Ammonia can have a significant impact on human health and the environment, and it’s one of the major air pollutants in the UK. So what steps are being taken by the poultry industry to mitigate this issue?
By Karen Wright
Odour complaints are just the tip of the iceberg when it comes to ammonia emissions from poultry units. They can also be associated health risks for humans and for poultry, says Cargill’s poultry specialist Daniel Palcu.
“It can also impact on the environment. It acidifies soil and fresh water, and this can negatively influence the balance of plant species. The restoration of this balance can be costly and can also take many years,” he adds.
Another factor for producers to consider is that high levels of ammonia in a poultry unit are detrimental to poultry health and are also a sign that feed conversion is less efficient. Nitrogen is excreted via the bird’s kidney, as uric acid, rather than being used for growth. So, tackling ammonia emissions can also be valuable in improving feed conversion efficiency.

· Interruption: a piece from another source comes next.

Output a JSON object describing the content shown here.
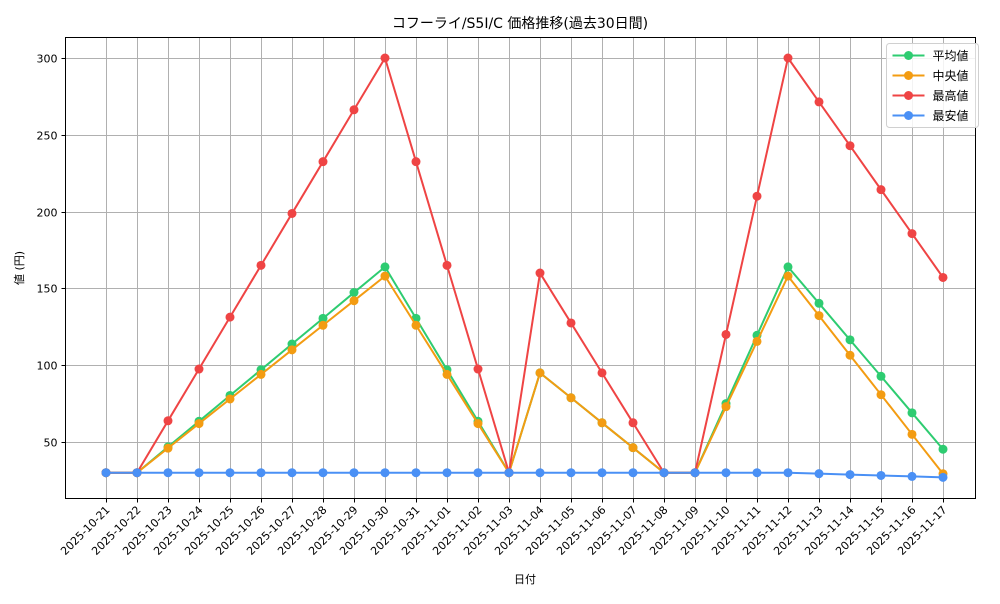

“In poultry housing, the recommended ammonia levels are below 10ppm. Levels above that will damage the bird’s lung surface and if they’re above 20ppm then this will increase susceptibility to respiratory diseases. Levels above 25ppm may reduce growth in certain conditions,” he explains.
In the UK, Defra has ruled that ammonia levels in the UK should be reduced by 8% by 2020 and by 16% by 2030, from 2015 levels. At the moment, 88% of the total ammonia emissions come from agriculture, and it is estimated that the poultry industry is responsible for 15% of these. So, there is work to do.
In 2018, Defra’s Air Quality and Industrial Emissions team released a new guidance document for reducing ammonia emissions – Code of Good Agricultural Practice (COGAP).
“One of the key points in the ammonia reduction strategy refers to animal nutrition and the importance of professionally formulated diets,” says Palcu. “These can have a significant impact in reducing ammonia levels. Precise formulation and using specific feed additives can promote better nutrient utilisation and minimise nitrogen excretion.
“It’s now possible to take this a step further with plant-based or ‘phytogenic’ work. This has led to the development of phytogenic products, for broiler and layer diets, that can improve gut health, reduce ammonia emissions and, therefore, improve feed efficiency. They’re good for the bird, good for the environment and, ultimately, good for the business.”
These phytogenic feed additives, which are now used in specialist feed additives in poultry diets, are a result of the discovery and testing of a wide range of active molecules. They have an interesting and complex mode of action and offer good results in animal production and health.
Research into phytogenics has increased significantly during the past few years. The poultry industry faces numerous challenges, going forward, including antibiotic reduction, sustainability and the environment. “The use of natural products seems to be, in some instances, the logical solution,” adds Palcu.
Cargill has been working on the development of phytogenic products through its partnership with Austrian-based Delacon; Delacon is well known globally for its work in plant-based feed additives.
It has found that saponins, a class of plant secondary metabolites found in a commercial phytogenic product, help to reduce ammonia formation by inhibiting enzymes involved in urea degradation and also by directly binding ammonia. “The nitrogen excretion is, therefore, reduced and this leads to less substrate for ammonia formation.”
In eight broiler and layer trials, where these saponins were included in the diet within the poultry feed additive Biostrong 510, ammonia emissions were reduced by 32%, with results ranging from 18% to 65% depending on the season.. Palcu adds that these results were linked with a significant reduction of wet litter (25%).
These trials compared the performance of 240 male Cobb 500 birds with a control group. Both were fed on a corn and soy diet with 22.9% crude protein as a starter diet reducing to 20.8% crude protein in the finishing stages, with one group fed the diet that included Biostrong 510.
A trial comparing the use of Biostrong 510 was also carried out in the UK in 2018 in a challenged environment. The performance, from zero to 35 days of age, of replicate groups of Ross 308 male birds fed on a control diet and one with Biostrong 510 were compared in used and clean litter.
“The work revealed a significant increase in liveweight, feed intake, and FCR in the birds fed on a diet that included Biostrong 510 at the rate of 150g/t. These results, together with the ammonia reducing effect, proves the efficacy of this specific phytogenic product,” he adds.